The 2017 Public Safety Enhanced User Interface R&D Roadmap summarizes the results of PSCR’s Public Safety Enhanced User Interface R&D Roadmap. This report is the third of several technology roadmaps that PSCR has developed over the past several years to better inform the investment decisions of R&D organizations supporting the public safety community. This report intends to outline the current state of user interface technologies, forecast the evolution of user interface capabilities and gaps, and identify potential R&D opportunities that would improve public safety’s use of enhanced user interface technologies within operational settings. Upon completion of this roadmap, PSCR intends to identify R&D project ideas that pose the greatest operational benefit to public safety. These opportunities may be considered for inclusion in PSCR’s Innovation Accelerator program, drives R&D through prize challenges, grants, and/or cooperative agreements. Given the scope of technology under consideration and level of effort required to deliver enhanced user interface technologies to public safety, PSCR hopes that these findings and recommendations will educate stakeholders across all levels of government, industry, and academia.

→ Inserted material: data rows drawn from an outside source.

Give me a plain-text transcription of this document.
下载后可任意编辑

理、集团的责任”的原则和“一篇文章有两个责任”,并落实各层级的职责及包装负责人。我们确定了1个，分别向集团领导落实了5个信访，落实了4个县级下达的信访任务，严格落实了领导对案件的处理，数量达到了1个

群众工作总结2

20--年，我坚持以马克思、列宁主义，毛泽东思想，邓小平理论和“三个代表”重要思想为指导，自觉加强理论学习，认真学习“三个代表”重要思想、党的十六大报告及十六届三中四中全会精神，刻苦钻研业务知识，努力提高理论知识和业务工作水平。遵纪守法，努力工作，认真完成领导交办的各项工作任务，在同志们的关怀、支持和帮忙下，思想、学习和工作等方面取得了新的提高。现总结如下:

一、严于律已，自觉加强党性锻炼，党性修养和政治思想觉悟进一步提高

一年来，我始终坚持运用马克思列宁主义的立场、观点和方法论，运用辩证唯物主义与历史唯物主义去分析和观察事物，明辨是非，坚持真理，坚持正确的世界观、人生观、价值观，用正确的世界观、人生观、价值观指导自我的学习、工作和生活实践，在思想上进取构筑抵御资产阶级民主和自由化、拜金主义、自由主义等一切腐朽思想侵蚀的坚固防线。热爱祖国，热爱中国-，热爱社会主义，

The roadmap was drafted by soliciting input from technology experts, end-users, and researchers across government, public safety, industry, and academia. This cross-disciplinary approach enabled PSCR to evaluate existing R&D efforts, potential partnerships, and future projects against public safety’s unique set of priorities, requirements, and long-term goals.
Roadmap Design Principles: The following principles have guided the process as PSCR created the User Interface Roadmap and past roadmap reports:
- Build a vision of where the public safety community wants to go, determine what technologies are needed to get there, and provide a route for achieving the vision.
- Make R&D decisions based on capability requirements and priorities set by the public safety community.
- Assume that public safety may have to adjust operations to fully realize the benefits of new technologies.
- Leverage ongoing efforts by other partners to develop and implement the roadmap. This approach will allow PSCR to focus resources to complement and not duplicate ongoing efforts.
- Get far enough ahead of the technology development curve to influence commercial R&D and leverage economies of scale.
- Enable public safety to meet generational and public expectations.
- Employ a cross-disciplinary approach to gather input and develop R&D plans for PSCR initiatives.
- Identify R&D project opportunities in light of the evolution of technology capabilities and gaps forecasted by working group participants.